The smell hit all of them simultaneously. Glenn turned away, close to retching, and saw Digby react in the same way.

‘Fuck me!’ Digby said, pinching his nose shut.

Glenn pinched his nose shut, too. That putrid-fish stench of death again, but unbearably strong. Looking down at the ledge, he could see why.

The body was in leather motorcycling gear, which had bloated right out. The hands were covered in leather gloves, the feet in boots. Wound several times around the midriff, pinioning the arms and legs was a length of anchor chain, which was also wound and secured around a small concrete breeze block.

The skull, protruding from the collar, and completely bare looked ludicrously small for the body, as if it had been stuck on as some appalling sick joke.

‘Been there three weeks,’ Digby said, grimly. ‘Crabs have picked his head clean.’

‘You reckon that’s Jason Hewett?’ Glenn asked.

‘Want to go and check the body for some ID?’

Glenn swallowed. ‘I’ll get some overalls and gloves.’

Digby said, quietly, ‘Take a good look at him, lad. Remember him, next time life throws you a curve. OK?’

The detective constable stared back at his sergeant, uncertainly. ‘Remember him, Sarge?’

Digby nodded. ‘Just remember him. You’re all chewed up because you think I’m not being fair to you over Cora Burstridge. Next time you think life’s a bitch, just remember how lucky you are that you’re not that sad bastard lying down there.’

I don’t think Cora Burstridge was very lucky either, sir
, Glenn wanted to say, but didn’t.

Instead he went, silently, to the crime-scene investigators’ van in search of the protective clothing and face mask they had laid out for him.

Chapter Eighty-one

After his ward round, Michael looked at his list of patient appointments for today, then frowned at his secretary, who was pecking at her keyboard. ‘Terence Goel again? It’s Thursday – he only came on Tuesday. Why the hell’s he coming twice in one week, Thelma?’

In her nervy, defensive manner, she said, ‘Well, you do have several patients who you see twice a week.’
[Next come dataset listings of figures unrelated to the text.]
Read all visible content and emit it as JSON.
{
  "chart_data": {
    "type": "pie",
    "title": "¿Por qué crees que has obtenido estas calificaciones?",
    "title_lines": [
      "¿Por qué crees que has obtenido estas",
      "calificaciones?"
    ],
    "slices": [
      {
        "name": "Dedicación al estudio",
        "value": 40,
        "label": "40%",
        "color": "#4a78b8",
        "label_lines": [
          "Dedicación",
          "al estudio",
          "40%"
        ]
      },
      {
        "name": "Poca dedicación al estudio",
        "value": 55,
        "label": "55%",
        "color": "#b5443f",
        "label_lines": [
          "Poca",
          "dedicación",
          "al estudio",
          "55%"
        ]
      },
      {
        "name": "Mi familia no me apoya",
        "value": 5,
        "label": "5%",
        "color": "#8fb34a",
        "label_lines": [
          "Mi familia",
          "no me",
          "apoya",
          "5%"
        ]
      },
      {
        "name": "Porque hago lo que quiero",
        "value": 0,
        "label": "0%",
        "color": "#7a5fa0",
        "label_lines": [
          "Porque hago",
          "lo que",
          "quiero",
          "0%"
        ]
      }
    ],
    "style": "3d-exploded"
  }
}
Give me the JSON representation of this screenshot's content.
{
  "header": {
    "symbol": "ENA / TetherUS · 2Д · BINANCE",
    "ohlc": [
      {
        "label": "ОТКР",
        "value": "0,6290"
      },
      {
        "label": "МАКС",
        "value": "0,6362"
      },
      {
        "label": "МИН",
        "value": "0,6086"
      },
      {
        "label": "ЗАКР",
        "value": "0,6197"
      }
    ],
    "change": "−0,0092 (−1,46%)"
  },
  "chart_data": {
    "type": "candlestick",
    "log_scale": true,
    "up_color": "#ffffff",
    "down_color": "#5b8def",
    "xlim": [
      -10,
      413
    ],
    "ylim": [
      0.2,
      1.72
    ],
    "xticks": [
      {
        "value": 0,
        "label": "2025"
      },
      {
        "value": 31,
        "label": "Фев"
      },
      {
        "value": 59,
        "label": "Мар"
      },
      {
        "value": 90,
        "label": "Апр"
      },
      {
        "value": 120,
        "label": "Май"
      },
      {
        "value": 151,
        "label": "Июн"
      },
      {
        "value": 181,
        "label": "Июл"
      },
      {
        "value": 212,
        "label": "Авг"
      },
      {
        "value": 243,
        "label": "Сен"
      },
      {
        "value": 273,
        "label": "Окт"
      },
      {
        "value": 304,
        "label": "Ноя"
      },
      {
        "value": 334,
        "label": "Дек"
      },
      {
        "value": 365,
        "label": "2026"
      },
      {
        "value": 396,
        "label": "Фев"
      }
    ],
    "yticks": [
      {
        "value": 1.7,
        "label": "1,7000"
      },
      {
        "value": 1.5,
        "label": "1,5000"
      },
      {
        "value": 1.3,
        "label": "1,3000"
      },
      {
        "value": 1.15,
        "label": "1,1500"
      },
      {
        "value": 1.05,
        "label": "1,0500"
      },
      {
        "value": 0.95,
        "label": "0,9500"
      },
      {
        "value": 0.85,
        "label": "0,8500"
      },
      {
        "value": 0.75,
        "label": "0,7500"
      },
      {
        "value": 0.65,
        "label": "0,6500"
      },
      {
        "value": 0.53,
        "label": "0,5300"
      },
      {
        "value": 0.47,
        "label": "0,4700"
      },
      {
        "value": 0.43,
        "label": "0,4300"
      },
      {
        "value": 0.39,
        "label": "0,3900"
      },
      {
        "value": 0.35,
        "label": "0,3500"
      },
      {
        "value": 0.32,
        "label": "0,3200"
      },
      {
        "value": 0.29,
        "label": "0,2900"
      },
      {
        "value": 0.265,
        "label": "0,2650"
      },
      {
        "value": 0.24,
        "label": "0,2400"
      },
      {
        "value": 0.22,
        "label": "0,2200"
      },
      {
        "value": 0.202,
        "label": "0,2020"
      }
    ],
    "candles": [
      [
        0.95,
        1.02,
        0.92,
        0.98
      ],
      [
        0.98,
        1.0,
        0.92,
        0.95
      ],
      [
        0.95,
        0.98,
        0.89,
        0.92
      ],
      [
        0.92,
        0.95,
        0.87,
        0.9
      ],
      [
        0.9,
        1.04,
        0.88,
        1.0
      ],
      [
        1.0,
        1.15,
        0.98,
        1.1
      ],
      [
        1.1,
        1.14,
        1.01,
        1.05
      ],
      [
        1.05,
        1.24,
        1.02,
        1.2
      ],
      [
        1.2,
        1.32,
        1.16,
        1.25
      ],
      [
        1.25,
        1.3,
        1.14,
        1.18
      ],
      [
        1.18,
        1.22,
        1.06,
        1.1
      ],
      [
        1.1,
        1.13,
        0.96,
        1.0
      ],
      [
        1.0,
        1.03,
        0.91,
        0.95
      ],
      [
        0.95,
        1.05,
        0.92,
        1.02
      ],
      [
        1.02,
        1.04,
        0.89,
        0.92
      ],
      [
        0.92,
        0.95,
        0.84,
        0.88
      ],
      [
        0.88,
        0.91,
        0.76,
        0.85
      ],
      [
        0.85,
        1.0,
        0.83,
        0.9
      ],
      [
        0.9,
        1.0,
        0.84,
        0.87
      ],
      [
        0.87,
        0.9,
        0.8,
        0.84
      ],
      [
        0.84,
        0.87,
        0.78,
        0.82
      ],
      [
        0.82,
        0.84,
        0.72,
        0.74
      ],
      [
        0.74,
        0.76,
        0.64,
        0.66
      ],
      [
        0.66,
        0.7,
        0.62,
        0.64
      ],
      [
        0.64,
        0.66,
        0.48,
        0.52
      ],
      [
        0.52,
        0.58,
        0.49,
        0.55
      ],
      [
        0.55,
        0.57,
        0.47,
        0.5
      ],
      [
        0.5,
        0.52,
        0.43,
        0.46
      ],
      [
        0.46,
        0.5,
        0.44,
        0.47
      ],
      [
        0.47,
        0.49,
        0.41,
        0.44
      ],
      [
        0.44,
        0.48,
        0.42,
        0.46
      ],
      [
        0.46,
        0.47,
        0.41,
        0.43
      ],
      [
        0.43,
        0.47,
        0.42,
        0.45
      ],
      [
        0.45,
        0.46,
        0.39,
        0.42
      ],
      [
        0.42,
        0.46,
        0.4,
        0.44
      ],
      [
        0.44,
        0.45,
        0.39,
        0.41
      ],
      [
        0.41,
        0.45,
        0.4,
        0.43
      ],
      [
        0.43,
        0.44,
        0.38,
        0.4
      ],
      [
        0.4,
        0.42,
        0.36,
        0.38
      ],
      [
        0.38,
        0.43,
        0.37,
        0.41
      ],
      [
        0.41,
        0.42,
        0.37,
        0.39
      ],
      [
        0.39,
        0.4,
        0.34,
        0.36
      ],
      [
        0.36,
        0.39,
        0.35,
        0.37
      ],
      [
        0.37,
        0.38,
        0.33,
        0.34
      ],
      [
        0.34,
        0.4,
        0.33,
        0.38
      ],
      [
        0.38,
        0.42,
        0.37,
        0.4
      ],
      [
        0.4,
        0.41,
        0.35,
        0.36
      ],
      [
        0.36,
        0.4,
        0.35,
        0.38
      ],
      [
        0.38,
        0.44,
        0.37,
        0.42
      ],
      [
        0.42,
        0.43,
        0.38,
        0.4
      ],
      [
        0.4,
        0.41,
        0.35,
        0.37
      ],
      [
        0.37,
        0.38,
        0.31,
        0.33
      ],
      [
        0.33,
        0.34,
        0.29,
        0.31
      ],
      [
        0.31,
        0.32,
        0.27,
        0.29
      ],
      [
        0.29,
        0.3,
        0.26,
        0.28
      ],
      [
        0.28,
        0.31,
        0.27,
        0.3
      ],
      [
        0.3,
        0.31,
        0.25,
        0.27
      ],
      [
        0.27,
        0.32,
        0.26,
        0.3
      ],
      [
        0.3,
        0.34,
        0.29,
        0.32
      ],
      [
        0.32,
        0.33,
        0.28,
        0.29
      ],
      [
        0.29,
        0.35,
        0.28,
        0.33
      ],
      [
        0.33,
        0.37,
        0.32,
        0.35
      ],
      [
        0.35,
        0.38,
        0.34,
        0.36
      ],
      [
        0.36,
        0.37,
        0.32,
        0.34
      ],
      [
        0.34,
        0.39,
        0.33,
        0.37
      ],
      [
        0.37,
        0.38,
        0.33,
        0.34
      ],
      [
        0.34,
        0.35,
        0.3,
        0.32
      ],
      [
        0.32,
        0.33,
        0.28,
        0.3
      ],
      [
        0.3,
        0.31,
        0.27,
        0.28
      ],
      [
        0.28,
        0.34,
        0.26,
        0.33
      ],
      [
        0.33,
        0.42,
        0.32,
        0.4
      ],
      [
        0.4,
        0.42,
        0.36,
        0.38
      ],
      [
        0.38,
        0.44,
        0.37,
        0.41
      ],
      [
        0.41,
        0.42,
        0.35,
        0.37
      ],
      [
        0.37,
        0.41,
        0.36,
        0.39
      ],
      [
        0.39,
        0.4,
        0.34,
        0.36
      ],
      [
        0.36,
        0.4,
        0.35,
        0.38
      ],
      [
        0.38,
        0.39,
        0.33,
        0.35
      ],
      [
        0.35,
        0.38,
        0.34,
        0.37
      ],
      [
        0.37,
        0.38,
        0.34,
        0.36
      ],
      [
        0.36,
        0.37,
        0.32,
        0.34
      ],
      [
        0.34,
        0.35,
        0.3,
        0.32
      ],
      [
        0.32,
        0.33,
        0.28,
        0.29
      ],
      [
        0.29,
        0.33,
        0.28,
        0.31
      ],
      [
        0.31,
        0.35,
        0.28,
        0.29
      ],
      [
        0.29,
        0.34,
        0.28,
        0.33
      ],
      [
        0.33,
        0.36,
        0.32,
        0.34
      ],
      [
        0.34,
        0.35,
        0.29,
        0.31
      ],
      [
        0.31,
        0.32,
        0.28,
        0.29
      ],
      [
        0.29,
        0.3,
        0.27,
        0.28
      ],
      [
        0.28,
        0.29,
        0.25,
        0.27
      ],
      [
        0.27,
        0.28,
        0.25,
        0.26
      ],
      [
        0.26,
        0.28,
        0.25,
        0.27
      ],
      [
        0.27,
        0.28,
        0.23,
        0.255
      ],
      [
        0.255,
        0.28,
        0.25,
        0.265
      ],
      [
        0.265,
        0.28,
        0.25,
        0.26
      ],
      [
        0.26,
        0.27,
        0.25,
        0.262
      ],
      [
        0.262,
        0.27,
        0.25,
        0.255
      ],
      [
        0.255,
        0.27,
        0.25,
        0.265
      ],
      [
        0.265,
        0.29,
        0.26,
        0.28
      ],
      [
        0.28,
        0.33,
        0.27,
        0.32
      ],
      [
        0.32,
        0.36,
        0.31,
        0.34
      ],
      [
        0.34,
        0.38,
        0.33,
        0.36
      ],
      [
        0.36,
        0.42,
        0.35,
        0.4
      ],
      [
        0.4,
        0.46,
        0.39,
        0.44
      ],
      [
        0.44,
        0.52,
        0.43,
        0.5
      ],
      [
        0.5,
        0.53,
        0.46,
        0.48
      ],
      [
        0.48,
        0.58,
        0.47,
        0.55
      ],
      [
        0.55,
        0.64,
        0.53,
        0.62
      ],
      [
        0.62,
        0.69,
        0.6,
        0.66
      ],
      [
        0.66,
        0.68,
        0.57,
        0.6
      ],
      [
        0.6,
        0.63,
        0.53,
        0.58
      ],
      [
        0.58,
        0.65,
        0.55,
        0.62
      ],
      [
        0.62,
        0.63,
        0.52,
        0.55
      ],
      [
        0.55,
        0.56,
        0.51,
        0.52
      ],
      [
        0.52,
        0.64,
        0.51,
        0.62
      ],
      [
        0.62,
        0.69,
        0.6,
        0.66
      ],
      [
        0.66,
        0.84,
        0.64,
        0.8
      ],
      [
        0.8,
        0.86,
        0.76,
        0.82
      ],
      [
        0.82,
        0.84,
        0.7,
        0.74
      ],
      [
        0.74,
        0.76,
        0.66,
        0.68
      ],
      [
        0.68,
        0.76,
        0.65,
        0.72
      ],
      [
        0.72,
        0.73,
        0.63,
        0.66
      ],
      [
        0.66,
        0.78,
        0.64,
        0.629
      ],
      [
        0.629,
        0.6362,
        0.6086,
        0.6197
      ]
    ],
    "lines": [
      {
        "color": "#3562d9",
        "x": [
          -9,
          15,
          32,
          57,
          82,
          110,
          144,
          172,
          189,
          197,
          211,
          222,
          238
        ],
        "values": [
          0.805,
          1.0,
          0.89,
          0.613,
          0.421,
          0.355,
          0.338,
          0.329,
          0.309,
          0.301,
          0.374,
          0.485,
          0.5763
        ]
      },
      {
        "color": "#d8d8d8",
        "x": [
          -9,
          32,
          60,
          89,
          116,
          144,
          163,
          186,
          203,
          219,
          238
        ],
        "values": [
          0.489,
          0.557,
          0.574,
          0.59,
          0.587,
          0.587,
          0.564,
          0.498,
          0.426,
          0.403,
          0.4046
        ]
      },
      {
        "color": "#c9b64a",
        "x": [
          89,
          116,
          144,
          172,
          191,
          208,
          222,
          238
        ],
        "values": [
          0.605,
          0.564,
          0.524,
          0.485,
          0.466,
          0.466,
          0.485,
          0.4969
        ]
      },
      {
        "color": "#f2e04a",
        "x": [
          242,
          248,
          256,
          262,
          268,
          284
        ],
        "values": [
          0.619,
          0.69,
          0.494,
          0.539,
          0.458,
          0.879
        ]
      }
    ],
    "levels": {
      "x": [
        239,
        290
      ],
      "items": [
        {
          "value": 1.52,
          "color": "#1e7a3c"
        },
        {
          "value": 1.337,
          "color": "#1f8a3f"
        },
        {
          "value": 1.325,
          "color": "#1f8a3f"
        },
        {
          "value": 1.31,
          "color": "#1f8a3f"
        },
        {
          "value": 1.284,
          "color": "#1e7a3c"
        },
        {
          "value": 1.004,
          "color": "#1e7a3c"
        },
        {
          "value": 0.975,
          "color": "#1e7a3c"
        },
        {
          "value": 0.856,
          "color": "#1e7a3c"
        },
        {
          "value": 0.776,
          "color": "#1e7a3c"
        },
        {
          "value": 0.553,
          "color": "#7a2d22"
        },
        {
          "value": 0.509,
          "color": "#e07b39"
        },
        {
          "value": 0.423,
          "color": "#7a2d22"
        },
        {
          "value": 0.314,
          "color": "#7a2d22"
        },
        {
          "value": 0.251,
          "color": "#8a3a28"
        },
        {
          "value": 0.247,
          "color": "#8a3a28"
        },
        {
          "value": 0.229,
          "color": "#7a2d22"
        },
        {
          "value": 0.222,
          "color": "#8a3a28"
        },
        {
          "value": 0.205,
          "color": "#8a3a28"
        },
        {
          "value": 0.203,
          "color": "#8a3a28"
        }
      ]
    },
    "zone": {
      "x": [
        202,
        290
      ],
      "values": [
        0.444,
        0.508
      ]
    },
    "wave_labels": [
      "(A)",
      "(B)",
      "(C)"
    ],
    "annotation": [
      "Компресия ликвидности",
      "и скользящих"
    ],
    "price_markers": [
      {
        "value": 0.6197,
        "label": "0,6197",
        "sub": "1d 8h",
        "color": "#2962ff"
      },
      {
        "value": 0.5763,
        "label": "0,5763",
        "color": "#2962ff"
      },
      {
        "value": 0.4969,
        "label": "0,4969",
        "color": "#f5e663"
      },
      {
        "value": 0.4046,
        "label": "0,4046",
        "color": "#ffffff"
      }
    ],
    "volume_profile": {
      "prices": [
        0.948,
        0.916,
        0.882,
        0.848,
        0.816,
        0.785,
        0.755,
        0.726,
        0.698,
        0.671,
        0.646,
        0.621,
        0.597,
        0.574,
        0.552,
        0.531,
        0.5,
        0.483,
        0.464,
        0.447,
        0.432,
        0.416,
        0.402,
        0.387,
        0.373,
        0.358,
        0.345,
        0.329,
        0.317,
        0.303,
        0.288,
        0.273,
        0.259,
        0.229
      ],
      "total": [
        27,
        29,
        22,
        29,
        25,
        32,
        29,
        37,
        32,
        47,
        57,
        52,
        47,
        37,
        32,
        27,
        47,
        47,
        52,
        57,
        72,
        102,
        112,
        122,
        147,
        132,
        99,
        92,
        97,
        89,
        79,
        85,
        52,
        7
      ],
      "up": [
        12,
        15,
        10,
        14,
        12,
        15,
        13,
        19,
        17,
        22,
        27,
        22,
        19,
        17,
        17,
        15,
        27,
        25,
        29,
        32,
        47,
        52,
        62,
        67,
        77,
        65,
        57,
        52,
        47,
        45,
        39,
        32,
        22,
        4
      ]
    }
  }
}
‘I can do without this one today.’

She looked at him with quiet sympathy. ‘I’m sure he needs you, Dr Tennent. All your patients need you very much.’

He felt so drained that he was close to tears. He turned away so she couldn’t see his face.

‘Mrs Teresa Capstick – Miss Capstick’s mother – phoned you about ten minutes ago, wondering if there was any news.’

Crushing a tear with his eyelids, he said, ‘I’ll call her.’ Then he stepped out of her office and into the corridor.

‘Dr Tennent?’ Her tone softened.

He stopped. ‘Yes?’

‘I’m sure that Miss Capstick will turn up safe and well.’

‘I hope.’

‘Shall I send Mrs Gordon in?’

His first patient of the day, Anne Gordon, suffered from desperately low self-esteem. It was nine thirty, and he was fifteen minutes late for her after his drive across London from Detective Constable Roebuck, and a problem in one of his wards. She would be thinking she did not matter to him, and this was why he was keeping her waiting.